Apart from Saifullah Paracha, seven other Pakistani citizens are detained in the Guantanamo Bay detention camp, who include Majid Khan, Khalid Shaikh Mohammed, Amar A Baloch, Mohammed Madani, and two real brothers Abdul Rehman and Mohammed Rabbani. He said 70 other Pakistani citizens have been freed from the same prison at different occasions.

He said Pakistan’s interior ministry officials told him that they have seen files against Paracha but there was no evidence to prosecute him.

He disclosed that the US Supreme Court would likely to decide in June the legal position whether the US government can run the Guantanamo Bay prison in Cuba or not. Earlier, the US superior judiciary had taken notice of the detainees issue but the Bush government justified that it (Guantanamo Bay) was not in the US and located outside country. He said the Bush administration claimed a law passed by Congress soon after 9/11 incidents allowed them to do whatever it deems fit for fighting against the terrorism. “And under the same law, the regime is justifying captivity of the people at the bay but only five among total 778 prisoners were directly or indirectly related to the 9/11 events.”

He also slammed the role of the US media, which he said was reluctant to ask questions from the Bush government over its policy on the war on terror and its aggressive actions in Afghanistan and Iraq.

However, he lauded the role of people, writers, intellectuals and artists, who raise voice against the Bush government.

Saifullah Paracha, 60, is a Pakistani philanthropist and businessman incarcerated in Guant·namo Bay cell since September 2004. He was born in 1947 in Mangowal in Punjab.

Paracha urgently needs heart treatment which is not being provided by his American captors.
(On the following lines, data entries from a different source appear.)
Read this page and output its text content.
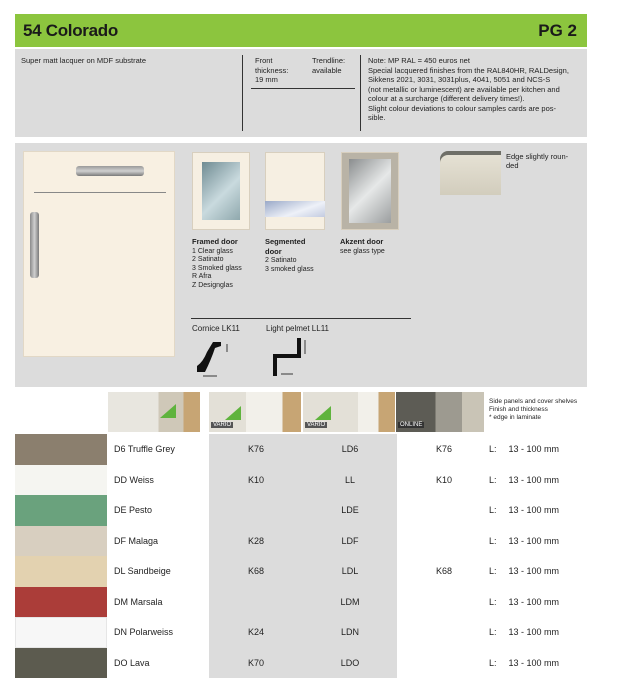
54 Colorado	PG 2
Super matt lacquer on MDF substrate	Front thickness:
19 mm
Trendline:
available
Note: MP RAL = 450 euros net
Special lacquered finishes from the RAL840HR, RALDesign,
Sikkens 2021, 3031, 3031plus, 4041, 5051 and NCS-S
(not metallic or luminescent) are available per kitchen and
colour at a surcharge (different delivery times!).
Slight colour deviations to colour samples cards are pos-
sible.
Framed door
1 Clear glass
2 Satinato
3 Smoked glass
R Afra
Z Designglas
Segmented
door
2 Satinato
3 smoked glass
Akzent door
see glass type
Edge slightly roun-
ded
Cornice LK11	Light pelmet LL11
VARIO	VARIO	ONLINE
Side panels and cover shelves
Finish and thickness
* edge in laminate
D6 Truffle Grey	K76	LD6	K76	L: 13 - 100 mm
DD Weiss	K10	LL	K10	L: 13 - 100 mm
DE Pesto	LDE	L: 13 - 100 mm
DF Malaga	K28	LDF	L: 13 - 100 mm
DL Sandbeige	K68	LDL	K68	L: 13 - 100 mm
DM Marsala	LDM	L: 13 - 100 mm
DN Polarweiss	K24	LDN	L: 13 - 100 mm
DO Lava	K70	LDO	L: 13 - 100 mm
Paracha’s legal case has been pending in the US courts for more than three years without any resolution. At each and every turn, the US government has sought further delay. It seems that political intervention is the only hope for Paracha to receive justice. Until that day, Paracha, who has been an asset to both the Pakistani and American communities, will continue to languish, and may possibly perish, in his cell.